A brand new US Authorities Accountability Workplace (GAO) evaluation of the cybersecurity of the nation’s essential infrastructure recommends a extra strong function for the federal authorities in defending industrial management techniques (ICS) — significantly these working the nation’s power grid and communications networks.
The GAO in its report famous that the US Division of Vitality’s cybersecurity plan doesn’t handle vulnerabilities in particular person power grids’ distribution techniques.

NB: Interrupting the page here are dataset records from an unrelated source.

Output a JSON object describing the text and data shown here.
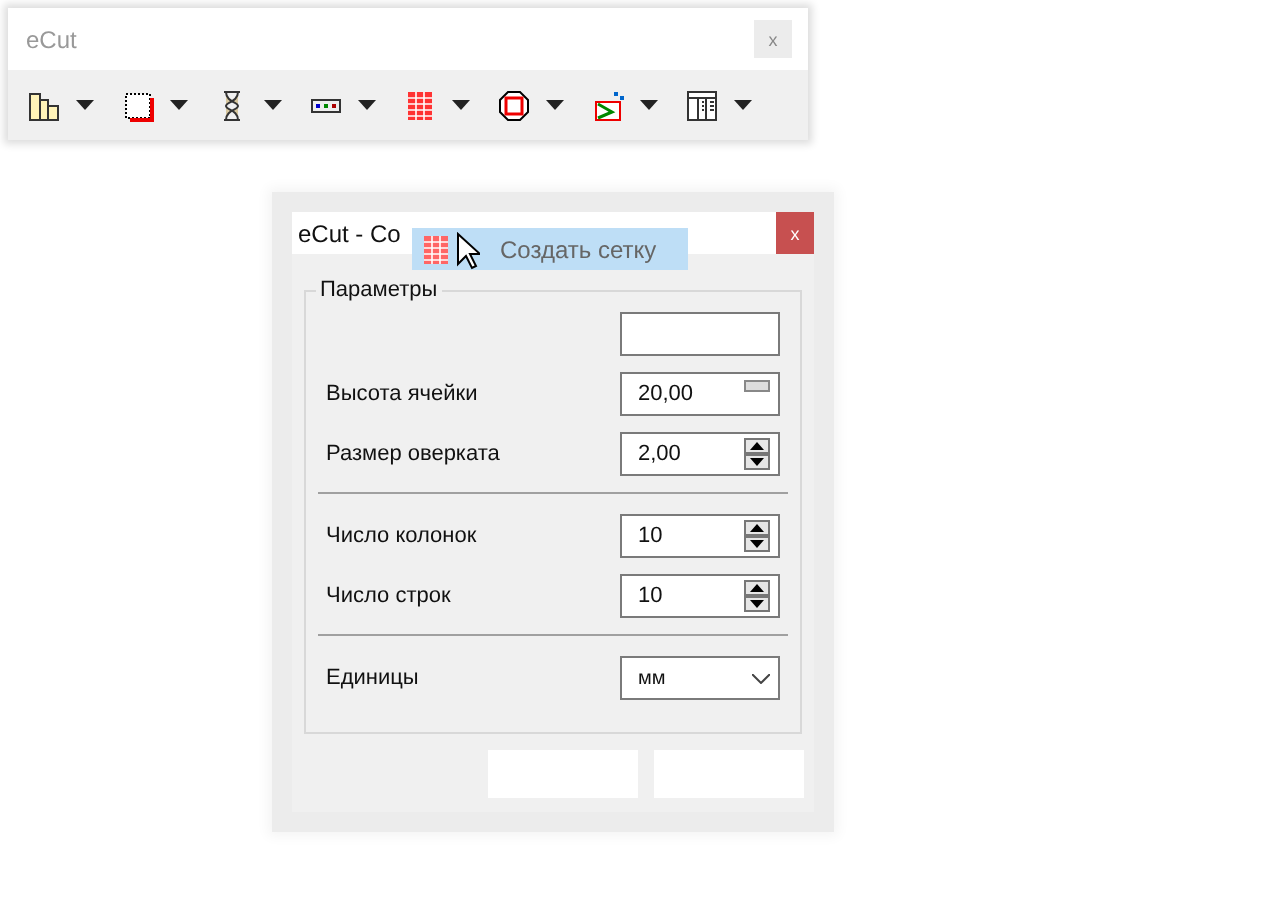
{
  "toolbar_window": {
    "title": "eCut",
    "close": "x"
  },
  "dialog": {
    "title": "eCut - Со",
    "close": "x",
    "drag_label": "Создать сетку",
    "group_title": "Параметры",
    "rows": [
      {
        "kind": "field",
        "label": null,
        "value": null
      },
      {
        "kind": "spin-flat",
        "label": "Высота ячейки",
        "value": "20,00"
      },
      {
        "kind": "spin",
        "label": "Размер оверката",
        "value": "2,00"
      },
      {
        "kind": "separator"
      },
      {
        "kind": "spin",
        "label": "Число колонок",
        "value": "10"
      },
      {
        "kind": "spin",
        "label": "Число строк",
        "value": "10"
      },
      {
        "kind": "separator"
      },
      {
        "kind": "combo",
        "label": "Единицы",
        "value": "мм"
      }
    ]
  }
}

“We really useful that, in growing plans to implement the nationwide cybersecurity technique for the grid, DOE coordinate with DHS, states, and trade to extra totally handle dangers to the grid’s distribution techniques from cyberattacks,” the report mentioned.
The GAO’s evaluation additionally calls on the Cybersecurity and Infrastructure Company (CISA) to enhance coordination and incident administration amongst all ranges of presidency — native, regional, and nationwide — to guard towards ransomware cyberattacks.
CISA can be known as out by the GAO for its lack of consideration on US communications community cybersecurity. The report added CISA has not up to date its Communications Sector-Particular plan since 2015. CISA also needs to interact with the US Secret Service to reply to ransomware assaults on tribal, state, native, and territorial governments, the GAO report recommends.
This newest audit of infrastructure and industrial management techniques is the third from the GAO on the cybersecurity of the nation. Within the new report, GAO calls out the federal authorities for its gradual response to earlier suggestions by the company.
“We have made 106 public suggestions on this space since 2010,” the report mentioned. “Practically 57% of these suggestions had not been carried out as of December 2022.”